The Official Terminology of Food Selections

  1. Plain ole hotel buffet
    The best part of a buffet is how the normal rules of dining go straight out the window. Would you have have nine courses at home? No. Would you mix five different types of meat and fish in one meal? Probably not. But that's exactly the beauty.
  2. Finger buffet
    Everyone knows the canapé is the queen of foods and, while I particularly enjoy cooking a mixed tray straight from M&S, they're undoubtedly best when all lined up in beautiful order on a conference table with some tiny little sandwiches thrown in for good measure.
  3. Cold collation
    The key to a CC is right there in the name: cold.
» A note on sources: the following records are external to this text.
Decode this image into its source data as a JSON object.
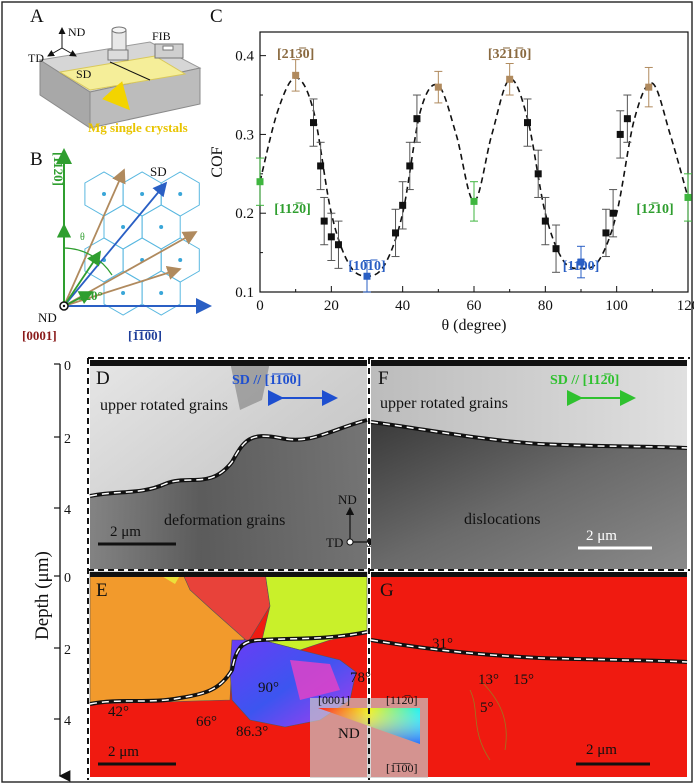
{
  "panels": {
    "A": {
      "letter": "A",
      "nd": "ND",
      "td": "TD",
      "sd": "SD",
      "fib": "FIB",
      "sample": "Mg single crystals"
    },
    "B": {
      "letter": "B",
      "sd": "SD",
      "y_axis": "[11̅2̅0]",
      "x_axis": "[1̅1̅0̅0]",
      "nd": "ND",
      "origin": "[0001]",
      "angle": "120°",
      "small_label": "θ"
    },
    "C": {
      "letter": "C"
    },
    "D": {
      "letter": "D",
      "direction": "SD // [1̅1̅0̅0]",
      "upper": "upper rotated grains",
      "lower": "deformation grains",
      "scale": "2 μm",
      "nd": "ND",
      "td": "TD",
      "sd": "SD"
    },
    "E": {
      "letter": "E",
      "angle_42": "42°",
      "angle_66": "66°",
      "angle_86": "86.3°",
      "angle_90": "90°",
      "angle_78": "78°",
      "scale": "2 μm",
      "key": {
        "nd": "ND",
        "c0001": "[0001]",
        "c11": "[112̅0]",
        "c10": "[1̅1̅0̅0]"
      }
    },
    "F": {
      "letter": "F",
      "direction": "SD // [112̅0]",
      "upper": "upper rotated grains",
      "lower": "dislocations",
      "scale": "2 μm"
    },
    "G": {
      "letter": "G",
      "angle_31": "31°",
      "angle_13": "13°",
      "angle_15": "15°",
      "angle_5": "5°",
      "scale": "2 μm"
    }
  },
  "depth_axis": {
    "label": "Depth (μm)",
    "ticks_top": [
      "0",
      "2",
      "4"
    ],
    "ticks_bottom": [
      "0",
      "2",
      "4"
    ]
  },
  "colors": {
    "ipf_red": "#f01a10",
    "ipf_orange": "#f29a2c",
    "ipf_lime": "#c9f02a",
    "brown_point": "#b08a5e",
    "green_point": "#3fb63f",
    "blue_point": "#2a5fc4",
    "black_point": "#111111"
  },
  "chart_data": {
    "type": "scatter",
    "xlabel": "θ (degree)",
    "ylabel": "COF",
    "xlim": [
      0,
      120
    ],
    "ylim": [
      0.1,
      0.43
    ],
    "xticks": [
      "0",
      "20",
      "40",
      "60",
      "80",
      "100",
      "120"
    ],
    "yticks": [
      "0.1",
      "0.2",
      "0.3",
      "0.4"
    ],
    "grid": false,
    "series": [
      {
        "name": "",
        "color": "#111111",
        "x": [
          15,
          17,
          18,
          20,
          22,
          38,
          40,
          42,
          44,
          75,
          78,
          80,
          83,
          97,
          99,
          101,
          103
        ],
        "y": [
          0.315,
          0.26,
          0.19,
          0.17,
          0.16,
          0.175,
          0.21,
          0.26,
          0.32,
          0.315,
          0.25,
          0.19,
          0.155,
          0.175,
          0.2,
          0.3,
          0.32
        ],
        "err": [
          0.03,
          0.03,
          0.03,
          0.03,
          0.03,
          0.03,
          0.03,
          0.03,
          0.03,
          0.03,
          0.03,
          0.03,
          0.03,
          0.03,
          0.03,
          0.03,
          0.03
        ]
      },
      {
        "name": "",
        "color": "#b08a5e",
        "x": [
          10,
          50,
          70,
          109
        ],
        "y": [
          0.375,
          0.36,
          0.37,
          0.36
        ],
        "err": [
          0.02,
          0.02,
          0.02,
          0.025
        ]
      },
      {
        "name": "",
        "color": "#3fb63f",
        "x": [
          0,
          60,
          120
        ],
        "y": [
          0.24,
          0.215,
          0.22
        ],
        "err": [
          0.03,
          0.025,
          0.03
        ]
      },
      {
        "name": "",
        "color": "#2a5fc4",
        "x": [
          30,
          90
        ],
        "y": [
          0.12,
          0.138
        ],
        "err": [
          0.02,
          0.02
        ]
      }
    ],
    "fit": {
      "style": "dashed",
      "x": [
        0,
        5,
        10,
        15,
        20,
        25,
        30,
        35,
        40,
        45,
        50,
        55,
        60,
        65,
        70,
        75,
        80,
        85,
        90,
        95,
        100,
        105,
        110,
        115,
        120
      ],
      "y": [
        0.24,
        0.33,
        0.372,
        0.33,
        0.2,
        0.135,
        0.12,
        0.135,
        0.2,
        0.33,
        0.362,
        0.3,
        0.215,
        0.3,
        0.37,
        0.32,
        0.2,
        0.14,
        0.13,
        0.14,
        0.2,
        0.32,
        0.365,
        0.3,
        0.22
      ]
    },
    "annotations": [
      {
        "text": "[213̅0]",
        "x": 10,
        "y": 0.397,
        "color": "#8a6a40"
      },
      {
        "text": "[32̅11̅0]",
        "x": 70,
        "y": 0.397,
        "color": "#8a6a40"
      },
      {
        "text": "[112̅0]",
        "x": 4,
        "y": 0.2,
        "color": "#2f9e2f"
      },
      {
        "text": "[101̅0]",
        "x": 30,
        "y": 0.128,
        "color": "#2a5fc4"
      },
      {
        "text": "[11̅00]",
        "x": 90,
        "y": 0.128,
        "color": "#2a5fc4"
      },
      {
        "text": "[12̅10]",
        "x": 116,
        "y": 0.2,
        "color": "#2f9e2f"
      }
    ]
  }
}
This is the meal you eat on Boxing Day or for a Saturday lunch. A wide range of cold meats, pickles, cheeses, crisps, baguette with butter and marmite, crackers, grapes, cut up apple, maybe a pita bread with humous or taramasalata if you're feeling exotic.
  4. Picking party
    The more fun sister of a cold collation. The PP necessitates chicken drumsticks, Twiglets, at least 3 types of salad, cocktail sausages, scotch eggs, a pork pie, prawns and and a bowl of party rings.
  5. Smorgasbord
    Probably inaccurate in the actual Scandinavian sense of the word but my interpretation of a smorgasbord must all be on one plate and be the result of what happens when you open your fridge and get creative. Bonus points for smoked fish and a wooden platter.
  6. Viking style
    Either this is what they call a buffet in Japan or my auntie has been lying to me for 10 years.